The Evolution of Beliefs over Signed Social Networks

Abstract: We study the evolution of opinions (or beliefs) over a social network modeled as a signed graph. The sign attached to an edge in this graph characterizes whether the corresponding individuals or end nodes are friends (positive links) or enemies (negative links). Pairs of nodes are randomly selected to interact over time, and when two nodes interact, each of them updates its opinion based on the opinion of the other node and the sign of the corresponding link. This model generalizes DeGroot model to account for negative links: when two enemies interact, their opinions go in opposite directions. We provide conditions for convergence and divergence in expectation, in mean-square, and in almost sure sense, and exhibit phase transition phenomena for these notions of convergence depending on the parameters of the opinion update model and on the structure of the underlying graph.

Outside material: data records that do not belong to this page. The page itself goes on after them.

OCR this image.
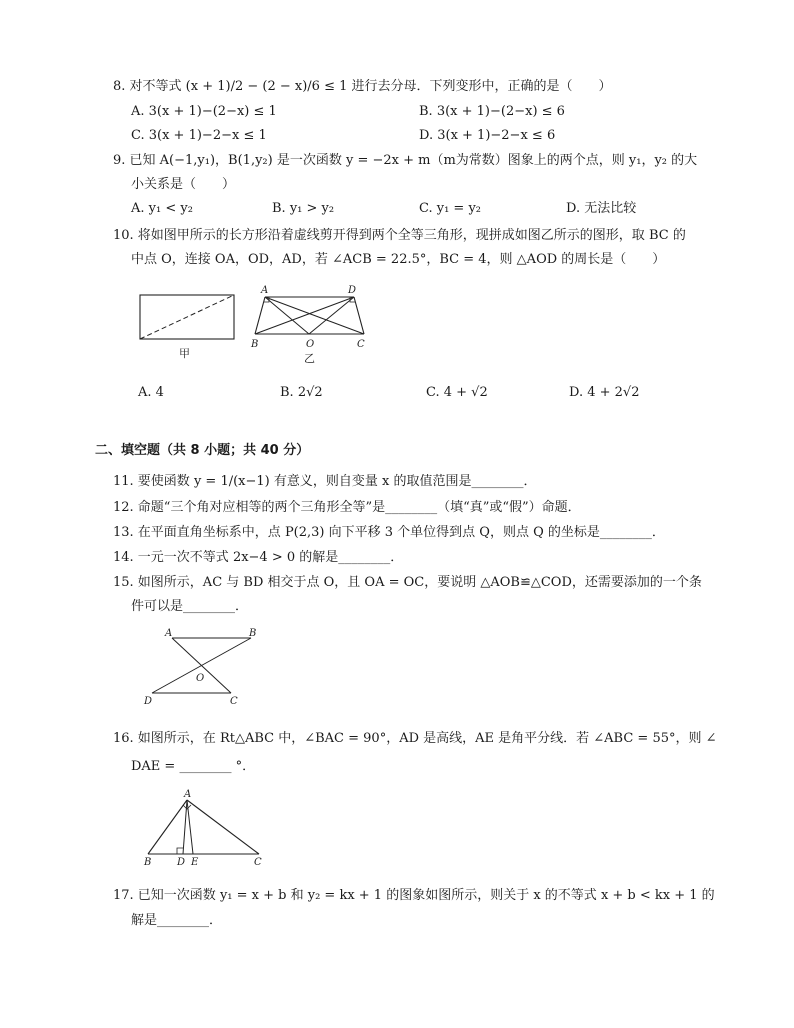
8. 对不等式 (x + 1)/2 − (2 − x)/6 ≤ 1 进行去分母．下列变形中，正确的是（　　）
A. 3(x + 1)−(2−x) ≤ 1	B. 3(x + 1)−(2−x) ≤ 6
C. 3(x + 1)−2−x ≤ 1	D. 3(x + 1)−2−x ≤ 6
9. 已知 A(−1,y₁)，B(1,y₂) 是一次函数 y = −2x + m（m为常数）图象上的两个点，则 y₁，y₂ 的大
小关系是（　　）
A. y₁ < y₂	B. y₁ > y₂	C. y₁ = y₂	D. 无法比较
10. 将如图甲所示的长方形沿着虚线剪开得到两个全等三角形，现拼成如图乙所示的图形，取 BC 的
中点 O，连接 OA，OD，AD，若 ∠ACB = 22.5°，BC = 4，则 △AOD 的周长是（　　）
甲
A	D
B	O	C
乙
A. 4	B. 2√2	C. 4 + √2	D. 4 + 2√2
二、填空题（共 8 小题；共 40 分）
11. 要使函数 y = 1/(x−1) 有意义，则自变量 x 的取值范围是________．
12. 命题“三个角对应相等的两个三角形全等”是________（填“真”或“假”）命题．
13. 在平面直角坐标系中，点 P(2,3) 向下平移 3 个单位得到点 Q，则点 Q 的坐标是________．
14. 一元一次不等式 2x−4 > 0 的解是________．
15. 如图所示，AC 与 BD 相交于点 O，且 OA = OC，要说明 △AOB≌△COD，还需要添加的一个条
件可以是________．
A	B
O
D	C
16. 如图所示，在 Rt△ABC 中，∠BAC = 90°，AD 是高线，AE 是角平分线．若 ∠ABC = 55°，则 ∠
DAE = ________ °．
A
B	D E	C
17. 已知一次函数 y₁ = x + b 和 y₂ = kx + 1 的图象如图所示，则关于 x 的不等式 x + b < kx + 1 的
解是________．
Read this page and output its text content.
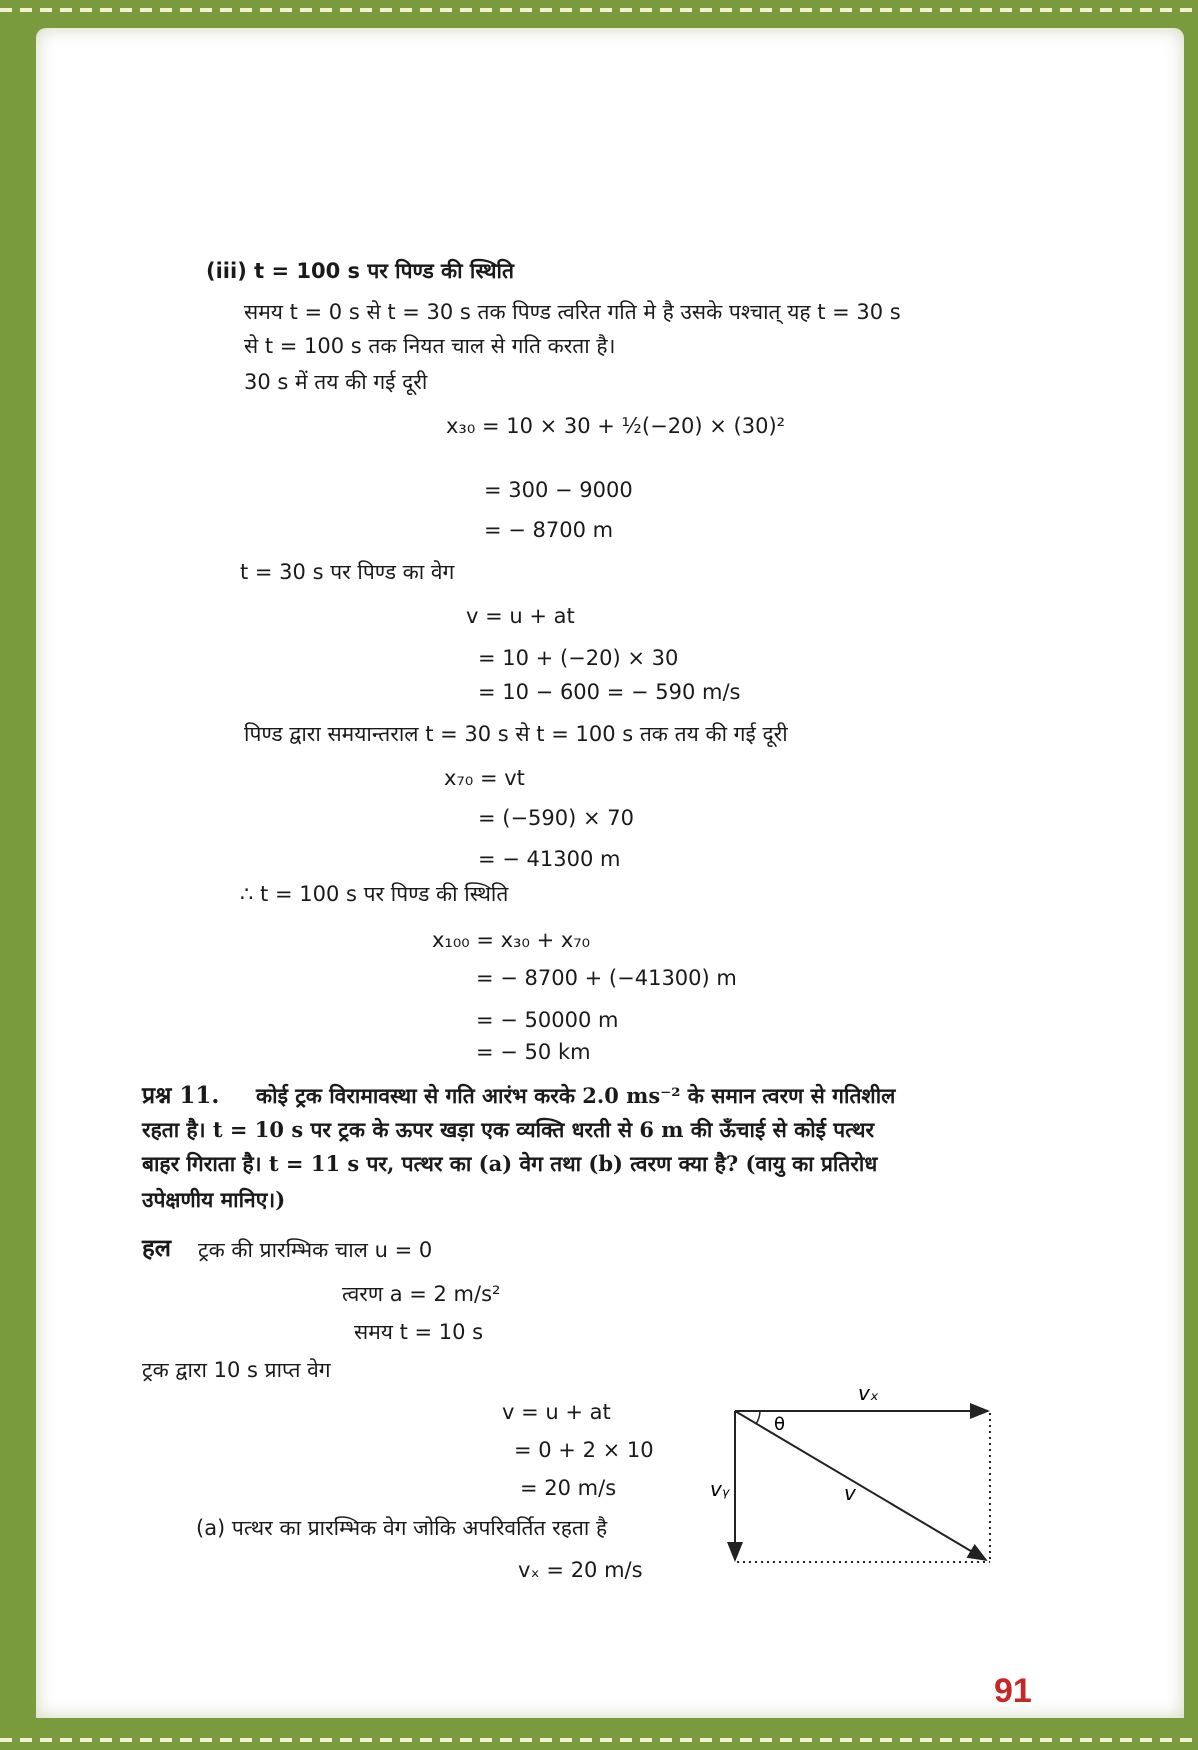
(iii) t = 100 s पर पिण्ड की स्थिति
समय t = 0 s से t = 30 s तक पिण्ड त्वरित गति मे है उसके पश्चात् यह t = 30 s
से t = 100 s तक नियत चाल से गति करता है।
30 s में तय की गई दूरी
x₃₀ = 10 × 30 + ½(−20) × (30)²
= 300 − 9000
= − 8700 m
t = 30 s पर पिण्ड का वेग
v = u + at
= 10 + (−20) × 30
= 10 − 600 = − 590 m/s
पिण्ड द्वारा समयान्तराल t = 30 s से t = 100 s तक तय की गई दूरी
x₇₀ = vt
= (−590) × 70
= − 41300 m
∴ t = 100 s पर पिण्ड की स्थिति
x₁₀₀ = x₃₀ + x₇₀
= − 8700 + (−41300) m
= − 50000 m
= − 50 km
प्रश्न 11. कोई ट्रक विरामावस्था से गति आरंभ करके 2.0 ms⁻² के समान त्वरण से गतिशील
रहता है। t = 10 s पर ट्रक के ऊपर खड़ा एक व्यक्ति धरती से 6 m की ऊँचाई से कोई पत्थर
बाहर गिराता है। t = 11 s पर, पत्थर का (a) वेग तथा (b) त्वरण क्या है? (वायु का प्रतिरोध
उपेक्षणीय मानिए।)
हल ट्रक की प्रारम्भिक चाल u = 0
त्वरण a = 2 m/s²
समय t = 10 s
ट्रक द्वारा 10 s प्राप्त वेग
v = u + at
= 0 + 2 × 10
= 20 m/s
(a) पत्थर का प्रारम्भिक वेग जोकि अपरिवर्तित रहता है
vₓ = 20 m/s
vₓ
vᵧ	v
θ
91
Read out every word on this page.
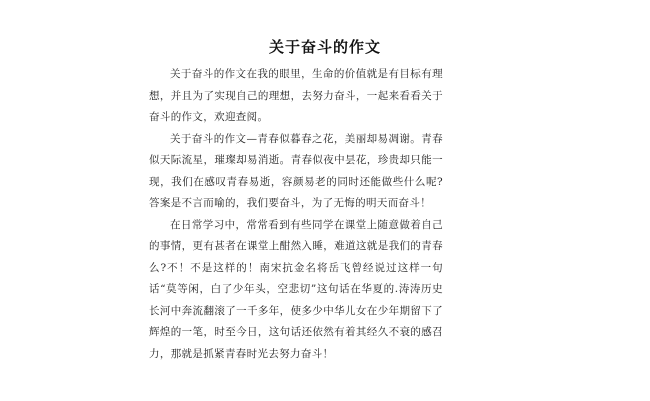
关于奋斗的作文

关于奋斗的作文在我的眼里，生命的价值就是有目标有理想，并且为了实现自己的理想，去努力奋斗，一起来看看关于奋斗的作文，欢迎查阅。

关于奋斗的作文—青春似暮春之花，美丽却易凋谢。青春似天际流星，璀璨却易消逝。青春似夜中昙花，珍贵却只能一现，我们在感叹青春易逝，容颜易老的同时还能做些什么呢?答案是不言而喻的，我们要奋斗，为了无悔的明天而奋斗！

在日常学习中，常常看到有些同学在课堂上随意做着自己的事情，更有甚者在课堂上酣然入睡，难道这就是我们的青春么?不！不是这样的！南宋抗金名将岳飞曾经说过这样一句话“莫等闲，白了少年头，空悲切”这句话在华夏的.涛涛历史长河中奔流翻滚了一千多年，使多少中华儿女在少年期留下了辉煌的一笔，时至今日，这句话还依然有着其经久不衰的感召力，那就是抓紧青春时光去努力奋斗！
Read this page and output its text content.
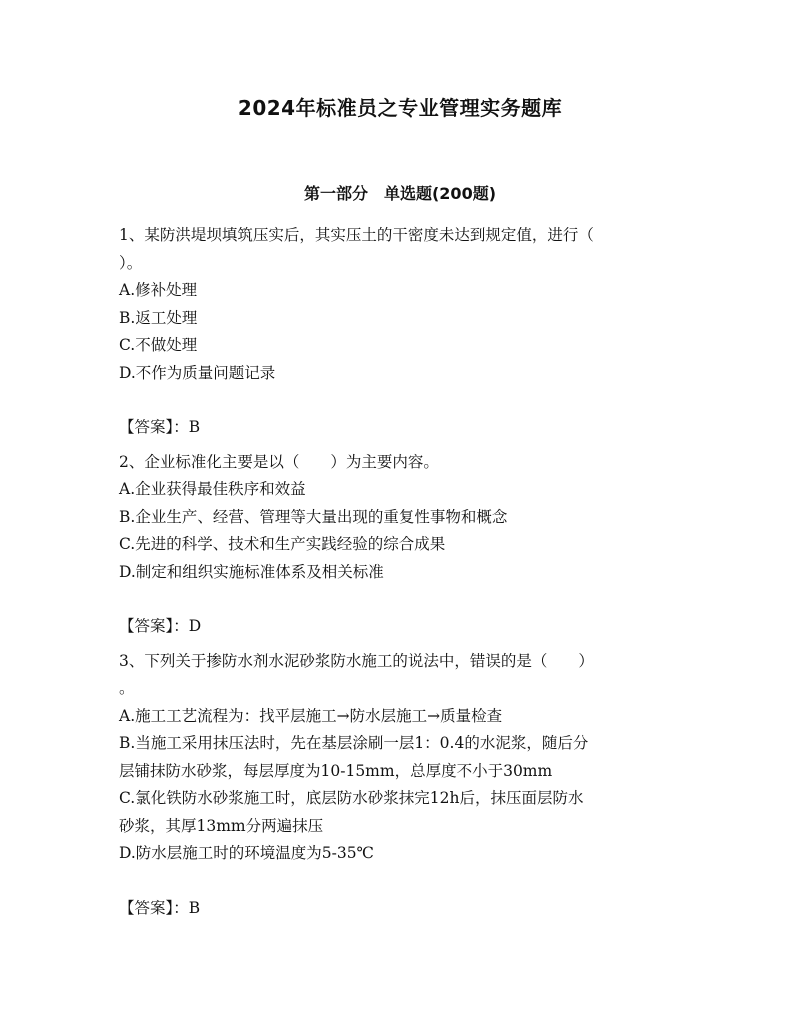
2024年标准员之专业管理实务题库
第一部分　单选题(200题)

1、某防洪堤坝填筑压实后，其实压土的干密度未达到规定值，进行（

）。

A.修补处理

B.返工处理

C.不做处理

D.不作为质量问题记录

【答案】：B

2、企业标准化主要是以（　　）为主要内容。

A.企业获得最佳秩序和效益

B.企业生产、经营、管理等大量出现的重复性事物和概念

C.先进的科学、技术和生产实践经验的综合成果

D.制定和组织实施标准体系及相关标准

【答案】：D

3、下列关于掺防水剂水泥砂浆防水施工的说法中，错误的是（　　）

。

A.施工工艺流程为：找平层施工→防水层施工→质量检查

B.当施工采用抹压法时，先在基层涂刷一层1：0.4的水泥浆，随后分

层铺抹防水砂浆，每层厚度为10-15mm，总厚度不小于30mm

C.氯化铁防水砂浆施工时，底层防水砂浆抹完12h后，抹压面层防水

砂浆，其厚13mm分两遍抹压

D.防水层施工时的环境温度为5-35℃

【答案】：B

We establish a {\it no-survivor} theorem, stating that the difference in opinions of any two nodes diverges whenever opinions in the network diverge as a whole. We also prove a {\it live-or-die} lemma, indicating that almost surely, the opinions either converge to an agreement or diverge. Finally, we extend our analysis to cases where opinions have hard lower and upper limits. In these cases, we study when and how opinions may become asymptotically clustered to the belief boundaries, and highlight the crucial influence of (strong or weak) structural balance of the underlying network on this clustering phenomenon.